Alors qu’il affiche l’un des taux de prévalence parmi les plus élevés au monde, 27% en 2019, l’Eswatini fait partie de ces pays et a même déjà dépassé ces objectifs pour atteindre le suivant : 95-95-95.

Le déploiement de la thérapie antirétrovirale a sauvé des millions de vies et évité des millions de nouvelles infections. Pourtant, 690.000 personnes sont mortes de maladies liées au sida l’an dernier. 12,6 millions sur les 38 vivant avec le VIH n’avaient pas accès au traitement vital.

Grand retard dans la prévention de nouvelles infections au VIH

Le monde a accumulé un grand retard dans la prévention de nouvelles infections au VIH. 1,7 million de personnes a contracté le virus, soit plus du triple de l’objectif mondial. On constate des progrès en Afrique orientale et australe, où les nouvelles infections au VIH ont reculé de 38%, depuis 2010. Ces chiffres contrastent avec ceux d’Europe de l’Est et d’Asie centrale où les nouvelles infections au VIH ont explosé de 72% depuis 2010. Leur nombre a également bondi de 22% au Moyen-Orient et en Afrique du Nord et de 21% en Amérique latine.

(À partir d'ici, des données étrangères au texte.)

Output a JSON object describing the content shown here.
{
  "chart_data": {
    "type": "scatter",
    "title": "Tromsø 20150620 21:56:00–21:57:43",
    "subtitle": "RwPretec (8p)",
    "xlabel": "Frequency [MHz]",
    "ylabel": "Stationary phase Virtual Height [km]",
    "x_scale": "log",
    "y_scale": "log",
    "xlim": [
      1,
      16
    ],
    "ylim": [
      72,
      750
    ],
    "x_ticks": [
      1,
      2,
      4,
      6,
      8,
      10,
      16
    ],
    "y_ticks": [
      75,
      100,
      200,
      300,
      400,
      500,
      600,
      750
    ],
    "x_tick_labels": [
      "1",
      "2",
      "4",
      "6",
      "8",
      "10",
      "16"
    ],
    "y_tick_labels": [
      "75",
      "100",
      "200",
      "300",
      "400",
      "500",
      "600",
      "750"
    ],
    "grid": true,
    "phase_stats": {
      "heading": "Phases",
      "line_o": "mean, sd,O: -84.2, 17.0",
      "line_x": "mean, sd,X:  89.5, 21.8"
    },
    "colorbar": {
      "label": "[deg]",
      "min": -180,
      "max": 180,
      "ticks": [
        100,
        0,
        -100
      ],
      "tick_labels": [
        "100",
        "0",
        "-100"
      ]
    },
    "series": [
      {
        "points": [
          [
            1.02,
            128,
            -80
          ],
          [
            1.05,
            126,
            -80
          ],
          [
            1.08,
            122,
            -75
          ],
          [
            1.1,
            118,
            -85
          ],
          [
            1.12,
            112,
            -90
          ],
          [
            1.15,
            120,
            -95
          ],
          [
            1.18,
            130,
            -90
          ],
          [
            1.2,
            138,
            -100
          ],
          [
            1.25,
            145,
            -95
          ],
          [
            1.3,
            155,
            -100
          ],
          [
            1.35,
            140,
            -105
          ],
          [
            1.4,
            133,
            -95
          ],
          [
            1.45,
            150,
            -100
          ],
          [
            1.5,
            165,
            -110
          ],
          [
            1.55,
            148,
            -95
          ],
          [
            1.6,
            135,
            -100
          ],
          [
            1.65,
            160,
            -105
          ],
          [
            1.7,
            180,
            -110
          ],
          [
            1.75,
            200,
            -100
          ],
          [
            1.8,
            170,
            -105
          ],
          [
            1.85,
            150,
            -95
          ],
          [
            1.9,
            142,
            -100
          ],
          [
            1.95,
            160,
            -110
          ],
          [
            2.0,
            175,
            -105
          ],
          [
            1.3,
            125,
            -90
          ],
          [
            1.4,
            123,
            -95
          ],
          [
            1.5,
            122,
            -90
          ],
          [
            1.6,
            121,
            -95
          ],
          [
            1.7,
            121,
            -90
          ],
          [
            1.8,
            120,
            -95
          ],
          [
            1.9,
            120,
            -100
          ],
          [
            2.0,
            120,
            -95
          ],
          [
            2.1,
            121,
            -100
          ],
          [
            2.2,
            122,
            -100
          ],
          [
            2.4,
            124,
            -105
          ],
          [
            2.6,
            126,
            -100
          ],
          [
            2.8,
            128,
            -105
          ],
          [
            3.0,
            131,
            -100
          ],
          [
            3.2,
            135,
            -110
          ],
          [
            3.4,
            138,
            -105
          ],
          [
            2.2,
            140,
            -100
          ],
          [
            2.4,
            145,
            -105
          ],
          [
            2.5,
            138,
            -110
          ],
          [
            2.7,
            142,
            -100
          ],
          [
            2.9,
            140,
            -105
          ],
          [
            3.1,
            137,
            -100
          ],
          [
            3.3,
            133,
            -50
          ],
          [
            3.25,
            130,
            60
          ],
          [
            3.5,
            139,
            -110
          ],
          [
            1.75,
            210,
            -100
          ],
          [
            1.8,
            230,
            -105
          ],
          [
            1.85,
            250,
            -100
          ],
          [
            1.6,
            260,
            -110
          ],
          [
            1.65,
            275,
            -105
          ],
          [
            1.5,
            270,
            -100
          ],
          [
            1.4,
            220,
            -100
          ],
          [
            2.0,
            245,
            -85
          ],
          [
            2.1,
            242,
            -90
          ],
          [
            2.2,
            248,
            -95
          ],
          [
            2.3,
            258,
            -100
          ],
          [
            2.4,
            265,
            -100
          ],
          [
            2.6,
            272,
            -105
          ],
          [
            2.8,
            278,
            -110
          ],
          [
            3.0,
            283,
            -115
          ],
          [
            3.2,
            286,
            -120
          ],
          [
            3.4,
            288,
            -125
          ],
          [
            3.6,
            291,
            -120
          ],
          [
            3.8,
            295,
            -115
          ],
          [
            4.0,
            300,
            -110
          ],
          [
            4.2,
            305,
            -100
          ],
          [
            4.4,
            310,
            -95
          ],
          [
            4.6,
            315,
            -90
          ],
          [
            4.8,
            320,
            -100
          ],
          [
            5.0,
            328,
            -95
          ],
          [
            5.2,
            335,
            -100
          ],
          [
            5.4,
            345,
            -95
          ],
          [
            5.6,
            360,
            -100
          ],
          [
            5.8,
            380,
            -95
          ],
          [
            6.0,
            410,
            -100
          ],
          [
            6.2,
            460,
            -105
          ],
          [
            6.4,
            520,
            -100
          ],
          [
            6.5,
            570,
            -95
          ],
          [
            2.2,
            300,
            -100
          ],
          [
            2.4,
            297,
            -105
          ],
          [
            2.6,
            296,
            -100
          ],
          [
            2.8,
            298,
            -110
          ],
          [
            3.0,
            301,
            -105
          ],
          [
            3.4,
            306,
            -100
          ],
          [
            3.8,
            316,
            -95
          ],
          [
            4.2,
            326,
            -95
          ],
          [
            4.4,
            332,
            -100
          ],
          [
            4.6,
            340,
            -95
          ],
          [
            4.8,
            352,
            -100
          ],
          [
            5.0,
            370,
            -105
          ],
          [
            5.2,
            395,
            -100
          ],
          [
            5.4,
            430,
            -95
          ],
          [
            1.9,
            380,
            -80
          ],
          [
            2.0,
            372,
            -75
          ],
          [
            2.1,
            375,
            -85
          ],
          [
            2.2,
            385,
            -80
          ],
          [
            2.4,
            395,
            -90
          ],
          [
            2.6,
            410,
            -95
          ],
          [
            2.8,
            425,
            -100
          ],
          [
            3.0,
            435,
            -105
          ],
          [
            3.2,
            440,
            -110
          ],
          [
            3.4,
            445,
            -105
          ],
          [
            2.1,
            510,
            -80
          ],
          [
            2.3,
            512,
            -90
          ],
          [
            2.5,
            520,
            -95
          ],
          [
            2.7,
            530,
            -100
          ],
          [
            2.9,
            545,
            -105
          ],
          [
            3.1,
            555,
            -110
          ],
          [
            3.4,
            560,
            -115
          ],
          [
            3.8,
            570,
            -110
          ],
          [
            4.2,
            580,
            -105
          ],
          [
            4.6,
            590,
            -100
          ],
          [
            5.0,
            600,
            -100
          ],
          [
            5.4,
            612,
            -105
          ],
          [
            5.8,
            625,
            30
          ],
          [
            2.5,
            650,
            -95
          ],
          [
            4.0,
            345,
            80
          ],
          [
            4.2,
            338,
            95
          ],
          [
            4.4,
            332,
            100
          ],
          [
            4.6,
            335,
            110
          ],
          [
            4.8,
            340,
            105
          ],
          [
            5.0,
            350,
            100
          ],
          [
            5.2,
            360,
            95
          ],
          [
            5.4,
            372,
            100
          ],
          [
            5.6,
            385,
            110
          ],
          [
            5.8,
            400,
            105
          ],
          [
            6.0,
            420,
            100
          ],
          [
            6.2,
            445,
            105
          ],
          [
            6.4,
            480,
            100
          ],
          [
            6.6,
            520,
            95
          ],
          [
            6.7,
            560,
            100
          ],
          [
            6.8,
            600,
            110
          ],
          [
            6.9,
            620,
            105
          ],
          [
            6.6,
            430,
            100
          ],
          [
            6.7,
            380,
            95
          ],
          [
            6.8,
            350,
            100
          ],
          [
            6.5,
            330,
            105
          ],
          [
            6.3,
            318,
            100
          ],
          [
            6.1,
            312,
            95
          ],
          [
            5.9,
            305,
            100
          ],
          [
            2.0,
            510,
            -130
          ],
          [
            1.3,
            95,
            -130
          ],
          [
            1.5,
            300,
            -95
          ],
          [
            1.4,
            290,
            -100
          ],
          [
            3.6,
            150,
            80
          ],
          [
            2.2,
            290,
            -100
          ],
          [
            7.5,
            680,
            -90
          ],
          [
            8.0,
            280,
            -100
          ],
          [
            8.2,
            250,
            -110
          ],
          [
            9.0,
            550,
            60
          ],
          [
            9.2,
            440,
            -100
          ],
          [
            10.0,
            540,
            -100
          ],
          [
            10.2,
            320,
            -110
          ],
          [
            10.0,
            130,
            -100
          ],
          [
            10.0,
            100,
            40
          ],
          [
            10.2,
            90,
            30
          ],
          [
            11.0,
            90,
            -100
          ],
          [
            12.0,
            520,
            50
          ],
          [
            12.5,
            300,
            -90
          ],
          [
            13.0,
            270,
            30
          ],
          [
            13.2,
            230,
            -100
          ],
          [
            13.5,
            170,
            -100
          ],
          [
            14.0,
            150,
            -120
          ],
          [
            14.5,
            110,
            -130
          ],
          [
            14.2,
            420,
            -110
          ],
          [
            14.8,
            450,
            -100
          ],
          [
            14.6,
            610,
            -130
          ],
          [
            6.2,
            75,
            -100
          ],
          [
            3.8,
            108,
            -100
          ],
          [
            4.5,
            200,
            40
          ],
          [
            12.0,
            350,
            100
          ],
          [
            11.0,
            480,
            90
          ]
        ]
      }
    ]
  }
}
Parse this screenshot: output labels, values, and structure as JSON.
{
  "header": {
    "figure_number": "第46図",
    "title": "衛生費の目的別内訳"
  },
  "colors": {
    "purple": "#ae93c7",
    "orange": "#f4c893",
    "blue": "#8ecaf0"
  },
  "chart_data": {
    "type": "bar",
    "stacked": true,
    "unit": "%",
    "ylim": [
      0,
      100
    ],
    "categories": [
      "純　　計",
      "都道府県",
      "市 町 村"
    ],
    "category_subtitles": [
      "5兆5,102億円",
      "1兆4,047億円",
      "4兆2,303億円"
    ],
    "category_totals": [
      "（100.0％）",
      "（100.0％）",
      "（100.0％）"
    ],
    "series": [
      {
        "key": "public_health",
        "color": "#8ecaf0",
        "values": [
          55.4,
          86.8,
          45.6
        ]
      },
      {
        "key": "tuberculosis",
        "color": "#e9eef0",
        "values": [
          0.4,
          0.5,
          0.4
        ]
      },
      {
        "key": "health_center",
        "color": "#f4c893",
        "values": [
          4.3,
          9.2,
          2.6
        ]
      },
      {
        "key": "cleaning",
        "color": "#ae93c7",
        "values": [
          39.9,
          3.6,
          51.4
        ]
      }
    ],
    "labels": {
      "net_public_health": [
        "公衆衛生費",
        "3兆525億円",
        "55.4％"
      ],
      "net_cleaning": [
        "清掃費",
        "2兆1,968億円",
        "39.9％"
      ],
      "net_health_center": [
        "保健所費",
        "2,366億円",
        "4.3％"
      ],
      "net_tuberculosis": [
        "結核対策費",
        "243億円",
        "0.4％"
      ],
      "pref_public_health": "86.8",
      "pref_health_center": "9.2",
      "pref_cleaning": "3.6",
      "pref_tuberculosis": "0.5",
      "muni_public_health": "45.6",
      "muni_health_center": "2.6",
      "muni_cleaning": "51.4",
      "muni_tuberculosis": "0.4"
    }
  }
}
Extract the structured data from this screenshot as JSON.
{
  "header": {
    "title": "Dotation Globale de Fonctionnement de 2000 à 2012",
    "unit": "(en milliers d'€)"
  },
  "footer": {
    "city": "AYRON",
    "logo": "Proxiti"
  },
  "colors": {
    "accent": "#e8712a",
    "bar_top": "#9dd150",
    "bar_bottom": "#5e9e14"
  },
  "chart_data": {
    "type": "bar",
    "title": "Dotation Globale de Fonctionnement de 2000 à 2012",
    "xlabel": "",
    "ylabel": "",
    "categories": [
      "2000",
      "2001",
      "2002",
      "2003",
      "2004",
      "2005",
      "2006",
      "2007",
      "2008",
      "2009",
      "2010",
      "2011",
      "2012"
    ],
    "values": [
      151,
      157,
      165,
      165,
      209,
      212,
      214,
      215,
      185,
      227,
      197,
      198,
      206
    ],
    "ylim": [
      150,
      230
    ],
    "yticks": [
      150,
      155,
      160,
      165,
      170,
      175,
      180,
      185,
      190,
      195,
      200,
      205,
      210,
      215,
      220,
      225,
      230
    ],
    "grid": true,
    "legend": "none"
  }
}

L’ONUSIDA fait état d’avancées disparates aux dépends des personnes vulnérables. 62% environ des nouvelles infections au VIH concernent les gays et autres hommes ayant des rapports sexuels avec des hommes, les professionnel-les du sexe, les consommatrices et consommateurs de drogues et la population incarcérée, alors même qu’ils ne représentent qu’une très faible part de la population globale.